Department of Drug Metabolism, Merck and Co., RY80, 126 E. Lincoln Ave., Rahway, NJ 07065, USA.
Journal of Pharmacology and Experimental Therapeutics (Impact Factor: 3.86). 06/2006; 317(2):579-89. DOI: 10.1124/jpet.105.098665
Source: PubMed

ABSTRACT The multidrug resistance protein Mrp2 is an ATP-binding cassette (ABC) transporter mainly expressed in liver, kidney, and intestine. One of the physiological roles of Mrp2 is to transport bilirubin glucuronides from the liver into the bile. Current in vivo models to study Mrp2 are the transporter-deficient and Eisai hyperbilirubinemic rat strains. Previous reports showed hyperbilirubinemia and induction of Mrp3 in the hepatocyte sinusoidal membrane in the mutant rats. In addition, differences in liver cytochrome P450 and UGT1a levels between wild-type and mutant rats were detected.
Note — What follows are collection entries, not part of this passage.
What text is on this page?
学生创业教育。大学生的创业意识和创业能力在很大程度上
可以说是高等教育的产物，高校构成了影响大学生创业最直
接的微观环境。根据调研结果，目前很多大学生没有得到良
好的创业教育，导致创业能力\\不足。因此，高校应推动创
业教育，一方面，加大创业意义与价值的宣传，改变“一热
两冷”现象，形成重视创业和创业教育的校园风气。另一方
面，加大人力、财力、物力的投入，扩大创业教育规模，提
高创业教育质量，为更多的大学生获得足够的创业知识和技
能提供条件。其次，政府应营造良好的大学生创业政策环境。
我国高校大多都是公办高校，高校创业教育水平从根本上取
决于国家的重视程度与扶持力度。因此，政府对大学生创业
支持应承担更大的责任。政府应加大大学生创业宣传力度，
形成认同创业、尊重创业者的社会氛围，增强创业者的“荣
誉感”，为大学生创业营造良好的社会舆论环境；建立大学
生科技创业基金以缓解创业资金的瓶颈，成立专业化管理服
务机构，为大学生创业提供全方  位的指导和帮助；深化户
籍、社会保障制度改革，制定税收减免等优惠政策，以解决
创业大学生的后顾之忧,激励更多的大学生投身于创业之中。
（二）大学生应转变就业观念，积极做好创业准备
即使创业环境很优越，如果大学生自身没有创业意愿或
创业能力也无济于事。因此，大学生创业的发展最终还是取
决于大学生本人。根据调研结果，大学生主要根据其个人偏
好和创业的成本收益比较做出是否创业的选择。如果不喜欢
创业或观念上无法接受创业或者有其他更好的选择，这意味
To study whether these compensatory mechanisms were specific to rats, we characterized Mrp2(-/-) mice. Functional absence of Mrp2 in the knockout mice was demonstrated by showing increased levels of bilirubin and bilirubin glucuronides in serum and urine, a reduction in biliary excretion of bilirubin glucuronides and total glutathione, and a reduction in the biliary excretion of the Mrp2 substrate dibromosulfophthalein. To identify possible compensatory mechanisms in Mrp2(-/-) mice, the expression levels of 98 phase I, phase II, and transporter genes were compared in liver, kidney, and intestine of male and female Mrp2(-/-) and control mice. Unlike in Mrp2 mutant rats, no induction of Mrp3 in Mrp2(-/-) mice was detected. However, Mrp4 mRNA and protein in liver and kidney were increased approximately 6- and 2-fold, respectively. Phenotypic analysis of major cytochrome P450-mediated activities in liver microsomes did not show differences between wild-type and Mrp2(-/-) mice. In conclusion, Mrp2(-/-) mice are a new valuable tool to study the role of Mrp2 in drug disposition.